1,200 employees in the Laser & Optics division develop, manufacture and distribute primarily components and subsystems, which are then integrated into systems, devices and facilities by the customers all over the world. In 2005 they reported sales of approximately Euro 150 million (US$190 million). The operating result totaled Euro 15 million (US$19 million).

In the laser field Jenoptik concentrates primarily on new principles, for example high-performance diode lasers and thin-disc lasers. The main areas of use are materials processing and medical technology. In the optics field the group develops, produces and markets high-quality optical and micro-optical components made both of glass and plastics.

Jenoptik Jena reborn as Jenoptik Germany

Following a strategic realignment Jenoptik has concentrated its group companies under a single brand umbrella: Jenoptik Germany.

With the completion of the strategic realignment in just one year and the resultant disposal of the former Clean Systems business division, Jenoptik is repositioning itself. The company says it will focus on its core expertise of utilizing and exploiting light as a tool and, as such, is returning to its origins, optical technologies.

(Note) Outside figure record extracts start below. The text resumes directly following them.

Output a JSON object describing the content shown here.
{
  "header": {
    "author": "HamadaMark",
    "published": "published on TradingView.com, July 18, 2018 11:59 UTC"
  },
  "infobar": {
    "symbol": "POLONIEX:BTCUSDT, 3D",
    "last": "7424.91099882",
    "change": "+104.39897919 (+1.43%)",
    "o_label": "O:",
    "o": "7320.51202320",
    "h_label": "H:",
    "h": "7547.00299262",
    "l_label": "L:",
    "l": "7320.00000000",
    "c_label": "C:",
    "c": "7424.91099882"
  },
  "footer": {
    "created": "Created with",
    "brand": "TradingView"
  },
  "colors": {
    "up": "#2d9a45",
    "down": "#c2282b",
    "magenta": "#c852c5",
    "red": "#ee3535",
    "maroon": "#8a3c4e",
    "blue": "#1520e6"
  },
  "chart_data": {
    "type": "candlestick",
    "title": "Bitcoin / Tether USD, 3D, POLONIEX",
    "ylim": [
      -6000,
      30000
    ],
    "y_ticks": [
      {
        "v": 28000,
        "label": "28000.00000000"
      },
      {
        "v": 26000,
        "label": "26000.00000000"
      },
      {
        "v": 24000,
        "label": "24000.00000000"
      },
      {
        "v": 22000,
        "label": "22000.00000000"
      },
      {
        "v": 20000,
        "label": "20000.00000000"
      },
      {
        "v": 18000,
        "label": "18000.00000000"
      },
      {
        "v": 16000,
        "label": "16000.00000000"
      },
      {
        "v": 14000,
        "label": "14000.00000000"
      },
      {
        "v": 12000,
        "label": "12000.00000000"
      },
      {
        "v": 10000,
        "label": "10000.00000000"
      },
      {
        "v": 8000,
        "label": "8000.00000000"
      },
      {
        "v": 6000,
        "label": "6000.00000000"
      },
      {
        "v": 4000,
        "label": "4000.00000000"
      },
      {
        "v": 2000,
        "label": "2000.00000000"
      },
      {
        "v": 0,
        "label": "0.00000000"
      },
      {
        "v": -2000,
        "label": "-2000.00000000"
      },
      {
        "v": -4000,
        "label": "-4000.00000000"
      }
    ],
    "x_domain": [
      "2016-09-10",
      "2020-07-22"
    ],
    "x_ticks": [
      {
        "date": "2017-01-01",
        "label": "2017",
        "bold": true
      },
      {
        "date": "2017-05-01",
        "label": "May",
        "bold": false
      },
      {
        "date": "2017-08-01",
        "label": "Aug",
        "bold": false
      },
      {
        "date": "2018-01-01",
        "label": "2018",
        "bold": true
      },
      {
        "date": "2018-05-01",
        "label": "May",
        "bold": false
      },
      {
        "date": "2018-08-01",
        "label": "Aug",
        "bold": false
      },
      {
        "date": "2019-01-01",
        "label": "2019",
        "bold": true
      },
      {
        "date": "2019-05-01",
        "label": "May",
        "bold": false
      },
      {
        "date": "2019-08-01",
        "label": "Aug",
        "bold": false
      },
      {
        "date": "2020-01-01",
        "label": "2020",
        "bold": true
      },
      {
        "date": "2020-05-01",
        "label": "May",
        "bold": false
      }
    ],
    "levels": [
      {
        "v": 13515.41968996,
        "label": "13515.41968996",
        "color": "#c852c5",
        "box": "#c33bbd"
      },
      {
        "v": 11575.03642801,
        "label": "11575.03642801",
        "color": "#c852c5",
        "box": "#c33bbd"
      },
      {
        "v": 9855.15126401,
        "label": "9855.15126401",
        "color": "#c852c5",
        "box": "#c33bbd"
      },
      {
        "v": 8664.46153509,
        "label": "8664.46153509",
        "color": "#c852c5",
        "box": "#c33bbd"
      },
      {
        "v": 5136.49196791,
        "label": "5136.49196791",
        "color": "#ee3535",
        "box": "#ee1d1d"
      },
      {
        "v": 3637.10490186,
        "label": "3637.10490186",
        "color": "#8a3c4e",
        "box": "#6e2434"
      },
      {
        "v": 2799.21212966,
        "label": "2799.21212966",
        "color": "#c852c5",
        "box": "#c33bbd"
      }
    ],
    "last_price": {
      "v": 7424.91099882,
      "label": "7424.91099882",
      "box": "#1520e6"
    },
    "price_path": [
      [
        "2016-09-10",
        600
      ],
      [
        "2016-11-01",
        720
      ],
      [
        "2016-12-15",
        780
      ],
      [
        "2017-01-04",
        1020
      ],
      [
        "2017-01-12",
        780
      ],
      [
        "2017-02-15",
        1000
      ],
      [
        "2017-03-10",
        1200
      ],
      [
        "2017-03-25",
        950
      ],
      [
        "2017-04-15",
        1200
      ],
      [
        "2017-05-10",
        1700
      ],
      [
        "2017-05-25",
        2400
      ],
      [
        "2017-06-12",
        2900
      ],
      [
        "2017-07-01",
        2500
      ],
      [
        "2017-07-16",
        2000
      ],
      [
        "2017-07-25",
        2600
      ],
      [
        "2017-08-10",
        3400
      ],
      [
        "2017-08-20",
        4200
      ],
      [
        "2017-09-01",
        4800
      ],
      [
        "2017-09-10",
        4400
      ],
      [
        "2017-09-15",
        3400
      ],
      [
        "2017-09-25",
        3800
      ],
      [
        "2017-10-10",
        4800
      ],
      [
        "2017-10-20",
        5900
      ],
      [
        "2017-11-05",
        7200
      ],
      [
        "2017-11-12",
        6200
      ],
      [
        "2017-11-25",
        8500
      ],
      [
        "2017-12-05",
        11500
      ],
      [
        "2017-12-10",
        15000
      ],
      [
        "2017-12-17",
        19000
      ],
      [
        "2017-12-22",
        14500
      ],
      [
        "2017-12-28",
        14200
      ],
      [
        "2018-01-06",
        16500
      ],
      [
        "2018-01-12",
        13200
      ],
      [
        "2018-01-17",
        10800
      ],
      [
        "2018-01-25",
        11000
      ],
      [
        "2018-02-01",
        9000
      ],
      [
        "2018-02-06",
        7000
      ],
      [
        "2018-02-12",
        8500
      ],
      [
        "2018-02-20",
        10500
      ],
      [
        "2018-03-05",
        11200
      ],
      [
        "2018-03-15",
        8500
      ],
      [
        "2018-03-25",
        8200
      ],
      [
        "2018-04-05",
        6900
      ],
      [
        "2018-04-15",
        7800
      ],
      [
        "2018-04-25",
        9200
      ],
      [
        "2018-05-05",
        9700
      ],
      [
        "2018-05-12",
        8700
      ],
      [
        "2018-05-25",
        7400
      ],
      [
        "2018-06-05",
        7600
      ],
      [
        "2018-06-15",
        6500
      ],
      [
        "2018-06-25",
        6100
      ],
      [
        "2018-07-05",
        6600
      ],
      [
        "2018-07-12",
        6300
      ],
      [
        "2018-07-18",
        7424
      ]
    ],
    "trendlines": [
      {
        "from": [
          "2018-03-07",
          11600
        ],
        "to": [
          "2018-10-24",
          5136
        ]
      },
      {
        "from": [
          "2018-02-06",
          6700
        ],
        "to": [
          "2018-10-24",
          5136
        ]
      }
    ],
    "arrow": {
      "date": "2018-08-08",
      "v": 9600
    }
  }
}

The areas of expertise of generating light (lasers), shaping light (optics) and measuring light (sensors) will be rounded off by mechatronics as a connecting element.

The core markets of the restructured Jenoptik are materials processing, medical technology, safety and defense technology, the semiconductor and aerospace industries as well as digital imaging and measurement technology.

The Thuringia-based technology group has an industrial history in Germany going back more than 150 years but is nevertheless a young company. Founded in 1991 as the legal successor to the former firm of VEB Carl Zeiss Jena, Jenoptik has a direct connection with the city of Jena, the heart of the optics industry in Germany.

The bond between Jena and the Jenoptik name is strong. Over and above the common areas of expertise, the claim to highly innovative, excellent products is something else that all the Jenoptik companies have in common. 2,800 employees in the group work to achieve this goal.